Search code examples
mysqlsqlsequelpro

How do I get the first 160 characters from a SQL query and remove HTML?


I've looked around to see if I could find a solution that directly addresses my question, but I can't seem to find it.

I'm querying my old DB and creating a new table that I can import into my new DB. I want to create a new field named news_releases_summary that is derived from news_releases_body, but only with the first 160 characters (for SEO meta desc) and ideally no HTML.

My current query looks like this. The function I'm having problems with is LTRIM RTRIM - I'm not even sure it's the right function for this job? * Note that I also need to remove \n\t because the final output will not validate as JSON if I don't do this.

SELECT  
FROM_UNIXTIME(exp_channel_titles.entry_date,'%m/%e/%Y %h:%i %p') AS entry_date,
exp_channel_titles.status, 
exp_channel_titles.title, 
exp_channel_data.field_id_66 AS news_releases_subtitle, 
exp_channel_data.field_id_65 AS news_releases_contact, 
REPLACE(replace(exp_channel_data.field_id_67,char(10),''),char(13),'') AS news_releases_body
LTRIM(RTRIM(REPLACE(replace(exp_channel_data.field_id_67,char(10),''),char(13),''))) AS news_releases_summary
FROM exp_channel_data INNER JOIN exp_channel_titles 
ON exp_channel_data.entry_id = exp_channel_titles.entry_id 
WHERE exp_channel_data.channel_id = '21' 
ORDER BY exp_channel_titles.entry_date

UPDATE

This is where I am right now, but I'm getting an error "FUNCTION ee_2.strip_tags does not exist". Should I be including strip_tags function directly in the query? I'm using Sequel Pro on a Mac.
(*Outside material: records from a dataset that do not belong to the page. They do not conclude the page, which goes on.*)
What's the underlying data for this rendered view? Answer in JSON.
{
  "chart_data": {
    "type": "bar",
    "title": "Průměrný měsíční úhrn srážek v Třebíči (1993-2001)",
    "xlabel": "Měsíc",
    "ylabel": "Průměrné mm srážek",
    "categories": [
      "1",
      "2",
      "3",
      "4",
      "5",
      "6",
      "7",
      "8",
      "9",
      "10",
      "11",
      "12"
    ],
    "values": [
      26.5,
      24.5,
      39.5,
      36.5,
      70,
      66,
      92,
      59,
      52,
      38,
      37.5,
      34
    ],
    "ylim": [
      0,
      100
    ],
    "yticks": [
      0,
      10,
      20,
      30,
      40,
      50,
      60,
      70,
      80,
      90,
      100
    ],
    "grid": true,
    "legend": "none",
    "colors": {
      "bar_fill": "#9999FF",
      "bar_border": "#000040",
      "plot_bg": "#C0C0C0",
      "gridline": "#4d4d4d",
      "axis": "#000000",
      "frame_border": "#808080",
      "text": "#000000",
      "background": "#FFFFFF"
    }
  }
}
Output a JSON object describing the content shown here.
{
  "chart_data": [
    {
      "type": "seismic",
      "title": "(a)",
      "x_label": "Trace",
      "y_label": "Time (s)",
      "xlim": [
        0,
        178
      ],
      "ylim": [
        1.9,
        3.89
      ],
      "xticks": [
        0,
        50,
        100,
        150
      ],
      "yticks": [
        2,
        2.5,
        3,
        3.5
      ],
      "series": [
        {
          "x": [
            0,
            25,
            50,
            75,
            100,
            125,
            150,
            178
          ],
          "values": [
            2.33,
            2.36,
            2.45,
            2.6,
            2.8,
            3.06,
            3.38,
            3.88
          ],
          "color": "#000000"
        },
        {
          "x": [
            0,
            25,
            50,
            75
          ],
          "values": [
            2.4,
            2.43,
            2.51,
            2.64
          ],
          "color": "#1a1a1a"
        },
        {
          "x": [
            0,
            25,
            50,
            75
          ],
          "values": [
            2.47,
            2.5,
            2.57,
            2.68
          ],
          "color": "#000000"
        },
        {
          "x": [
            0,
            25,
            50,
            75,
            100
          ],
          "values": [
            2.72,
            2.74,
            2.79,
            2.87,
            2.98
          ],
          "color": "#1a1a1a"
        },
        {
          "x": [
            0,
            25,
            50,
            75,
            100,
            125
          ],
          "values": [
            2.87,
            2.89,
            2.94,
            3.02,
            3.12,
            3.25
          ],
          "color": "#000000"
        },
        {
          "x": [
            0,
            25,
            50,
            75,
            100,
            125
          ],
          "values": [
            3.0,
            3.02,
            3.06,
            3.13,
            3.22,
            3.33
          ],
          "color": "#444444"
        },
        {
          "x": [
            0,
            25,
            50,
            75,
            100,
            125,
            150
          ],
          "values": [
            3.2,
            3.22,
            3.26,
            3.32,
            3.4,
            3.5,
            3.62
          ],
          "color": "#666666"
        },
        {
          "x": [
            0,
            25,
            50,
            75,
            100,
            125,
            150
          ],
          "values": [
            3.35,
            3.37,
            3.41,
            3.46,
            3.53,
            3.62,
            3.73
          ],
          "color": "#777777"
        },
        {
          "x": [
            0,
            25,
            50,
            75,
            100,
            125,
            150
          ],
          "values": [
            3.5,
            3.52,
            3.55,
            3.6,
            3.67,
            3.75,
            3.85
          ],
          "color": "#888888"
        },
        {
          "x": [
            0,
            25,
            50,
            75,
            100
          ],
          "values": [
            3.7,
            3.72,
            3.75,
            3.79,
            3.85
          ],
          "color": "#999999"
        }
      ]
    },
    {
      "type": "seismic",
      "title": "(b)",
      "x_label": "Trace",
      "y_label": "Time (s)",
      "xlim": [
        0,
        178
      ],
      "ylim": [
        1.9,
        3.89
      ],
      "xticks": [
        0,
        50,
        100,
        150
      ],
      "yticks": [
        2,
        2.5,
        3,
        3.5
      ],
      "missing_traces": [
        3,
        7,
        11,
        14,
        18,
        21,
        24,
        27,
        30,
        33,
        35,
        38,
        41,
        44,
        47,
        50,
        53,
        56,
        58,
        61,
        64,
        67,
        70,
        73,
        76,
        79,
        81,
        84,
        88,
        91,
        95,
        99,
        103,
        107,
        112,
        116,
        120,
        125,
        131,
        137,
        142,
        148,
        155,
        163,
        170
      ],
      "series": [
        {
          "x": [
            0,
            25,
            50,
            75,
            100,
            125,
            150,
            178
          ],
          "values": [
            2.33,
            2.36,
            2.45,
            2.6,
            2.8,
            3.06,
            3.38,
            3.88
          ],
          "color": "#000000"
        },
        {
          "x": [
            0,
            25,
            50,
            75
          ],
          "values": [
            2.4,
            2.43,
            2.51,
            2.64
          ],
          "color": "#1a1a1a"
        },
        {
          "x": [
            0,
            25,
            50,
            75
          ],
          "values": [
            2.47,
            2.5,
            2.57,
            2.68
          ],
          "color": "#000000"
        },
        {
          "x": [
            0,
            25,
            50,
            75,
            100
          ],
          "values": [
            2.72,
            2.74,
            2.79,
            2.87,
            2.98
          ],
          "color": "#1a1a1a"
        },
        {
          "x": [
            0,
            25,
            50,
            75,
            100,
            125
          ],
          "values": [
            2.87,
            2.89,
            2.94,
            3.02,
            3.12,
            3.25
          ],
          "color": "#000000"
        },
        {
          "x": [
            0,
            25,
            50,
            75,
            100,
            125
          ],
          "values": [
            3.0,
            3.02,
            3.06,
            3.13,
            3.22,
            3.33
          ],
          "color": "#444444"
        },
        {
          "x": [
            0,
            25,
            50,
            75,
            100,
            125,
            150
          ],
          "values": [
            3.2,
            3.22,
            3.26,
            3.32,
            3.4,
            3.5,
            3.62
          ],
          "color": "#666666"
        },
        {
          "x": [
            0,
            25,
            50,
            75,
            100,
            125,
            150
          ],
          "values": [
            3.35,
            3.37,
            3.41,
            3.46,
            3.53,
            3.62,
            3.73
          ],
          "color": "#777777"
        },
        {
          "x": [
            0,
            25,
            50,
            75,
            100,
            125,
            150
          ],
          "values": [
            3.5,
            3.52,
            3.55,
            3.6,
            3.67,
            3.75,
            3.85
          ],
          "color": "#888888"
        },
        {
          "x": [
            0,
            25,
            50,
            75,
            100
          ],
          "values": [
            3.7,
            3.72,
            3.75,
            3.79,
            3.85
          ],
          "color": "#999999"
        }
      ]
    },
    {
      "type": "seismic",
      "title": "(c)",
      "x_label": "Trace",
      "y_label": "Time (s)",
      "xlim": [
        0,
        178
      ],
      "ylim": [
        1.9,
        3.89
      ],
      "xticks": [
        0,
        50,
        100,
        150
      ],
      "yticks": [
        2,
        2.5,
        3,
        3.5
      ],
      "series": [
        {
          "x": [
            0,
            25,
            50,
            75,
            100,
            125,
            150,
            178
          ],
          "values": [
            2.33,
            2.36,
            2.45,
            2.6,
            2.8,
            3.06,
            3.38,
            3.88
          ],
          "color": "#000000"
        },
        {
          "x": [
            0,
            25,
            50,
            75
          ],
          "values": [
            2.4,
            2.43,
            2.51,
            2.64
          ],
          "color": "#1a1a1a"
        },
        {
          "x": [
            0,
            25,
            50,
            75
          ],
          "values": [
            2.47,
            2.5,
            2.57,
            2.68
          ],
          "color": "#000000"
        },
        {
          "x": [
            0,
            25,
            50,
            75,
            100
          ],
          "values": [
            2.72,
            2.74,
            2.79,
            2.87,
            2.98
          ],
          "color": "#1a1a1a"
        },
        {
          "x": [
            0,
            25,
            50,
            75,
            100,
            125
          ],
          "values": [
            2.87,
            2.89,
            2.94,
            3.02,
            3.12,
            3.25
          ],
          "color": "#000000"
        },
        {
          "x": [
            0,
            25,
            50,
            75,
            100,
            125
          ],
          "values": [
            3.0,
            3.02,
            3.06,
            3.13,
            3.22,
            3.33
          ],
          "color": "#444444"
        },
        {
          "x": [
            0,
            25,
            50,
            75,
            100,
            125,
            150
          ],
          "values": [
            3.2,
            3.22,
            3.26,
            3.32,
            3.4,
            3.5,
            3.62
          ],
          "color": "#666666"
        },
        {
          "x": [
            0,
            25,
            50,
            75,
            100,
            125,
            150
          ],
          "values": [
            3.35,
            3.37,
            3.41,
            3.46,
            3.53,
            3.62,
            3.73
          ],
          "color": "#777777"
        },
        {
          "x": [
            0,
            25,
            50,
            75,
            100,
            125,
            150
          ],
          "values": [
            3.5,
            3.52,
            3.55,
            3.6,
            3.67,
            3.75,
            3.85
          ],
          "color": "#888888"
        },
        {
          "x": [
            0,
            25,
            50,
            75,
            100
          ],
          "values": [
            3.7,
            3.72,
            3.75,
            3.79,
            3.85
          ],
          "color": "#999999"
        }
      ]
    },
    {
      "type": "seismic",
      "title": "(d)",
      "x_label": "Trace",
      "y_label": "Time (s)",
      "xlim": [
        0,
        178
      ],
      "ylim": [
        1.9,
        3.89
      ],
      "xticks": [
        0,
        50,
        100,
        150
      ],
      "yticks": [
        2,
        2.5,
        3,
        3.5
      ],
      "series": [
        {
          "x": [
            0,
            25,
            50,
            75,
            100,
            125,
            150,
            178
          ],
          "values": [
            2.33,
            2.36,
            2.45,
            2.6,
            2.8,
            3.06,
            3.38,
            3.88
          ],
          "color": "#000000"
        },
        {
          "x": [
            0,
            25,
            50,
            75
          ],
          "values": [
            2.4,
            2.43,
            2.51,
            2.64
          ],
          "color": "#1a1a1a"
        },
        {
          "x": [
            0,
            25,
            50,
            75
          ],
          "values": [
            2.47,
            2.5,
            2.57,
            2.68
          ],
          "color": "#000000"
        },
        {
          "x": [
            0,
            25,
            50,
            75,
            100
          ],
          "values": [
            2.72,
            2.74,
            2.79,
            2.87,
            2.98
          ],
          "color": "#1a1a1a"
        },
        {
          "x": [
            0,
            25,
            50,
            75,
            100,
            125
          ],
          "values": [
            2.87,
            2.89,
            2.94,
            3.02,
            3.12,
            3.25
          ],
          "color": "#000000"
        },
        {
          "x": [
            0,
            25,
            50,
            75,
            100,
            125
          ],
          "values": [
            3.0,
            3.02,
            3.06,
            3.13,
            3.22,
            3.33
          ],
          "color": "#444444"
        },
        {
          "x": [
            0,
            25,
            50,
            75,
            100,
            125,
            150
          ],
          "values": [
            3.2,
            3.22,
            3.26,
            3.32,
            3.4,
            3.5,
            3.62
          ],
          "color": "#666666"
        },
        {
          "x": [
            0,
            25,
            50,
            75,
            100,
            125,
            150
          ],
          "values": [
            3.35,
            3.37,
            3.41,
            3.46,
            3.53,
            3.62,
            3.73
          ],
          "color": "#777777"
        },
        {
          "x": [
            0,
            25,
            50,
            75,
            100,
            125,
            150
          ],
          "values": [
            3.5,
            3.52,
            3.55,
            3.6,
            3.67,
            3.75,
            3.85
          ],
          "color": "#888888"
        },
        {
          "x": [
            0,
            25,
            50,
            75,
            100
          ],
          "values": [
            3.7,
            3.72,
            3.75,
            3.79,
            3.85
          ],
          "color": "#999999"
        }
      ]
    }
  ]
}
CREATE FUNCTION `strip_tags`($str text) RETURNS text
BEGIN
    DECLARE $start, $end INT DEFAULT 1;
    LOOP
        SET $start = LOCATE("<", $str, $start);
        IF (!$start) THEN RETURN $str; END IF;
        SET $end = LOCATE(">", $str, $start);
        IF (!$end) THEN SET $end = $start; END IF;
        SET $str = INSERT($str, $start, $end - $start + 1, "");
    END LOOP;
END;

SELECT  
FROM_UNIXTIME(exp_channel_titles.entry_date,'%m/%e/%Y %h:%i %p') AS entry_date,
exp_channel_titles.status, 
exp_channel_titles.title, 
exp_channel_data.field_id_66 AS news_releases_subtitle, 
exp_channel_data.field_id_65 AS news_releases_contact, 
REPLACE(REPLACE(exp_channel_data.field_id_67,char(10),''),char(13),'') AS news_releases_body,
LEFT(strip_tags(REPLACE(REPLACE(exp_channel_data.field_id_67,char(10),''),char(13),'')),160)     AS news_releases_summary 
FROM exp_channel_data INNER JOIN exp_channel_titles 
ON exp_channel_data.entry_id = exp_channel_titles.entry_id 
WHERE exp_channel_data.channel_id = '21' 
ORDER BY exp_channel_titles.entry_date

Solution

  • You should be able to use nested replace calls to strip undesired newline characters; there are questions on stack exchange that deal with this already, though they use the literal \n and \r rather than using the char function.

    For stripping HTML entities there's not an easy way of doing it without rolling your function to do the business. Thankfully, someone has done that for you as well.

    Finally, if you only want 160 characters in the result, use the left function to limit the result to the leftmost 160 characters.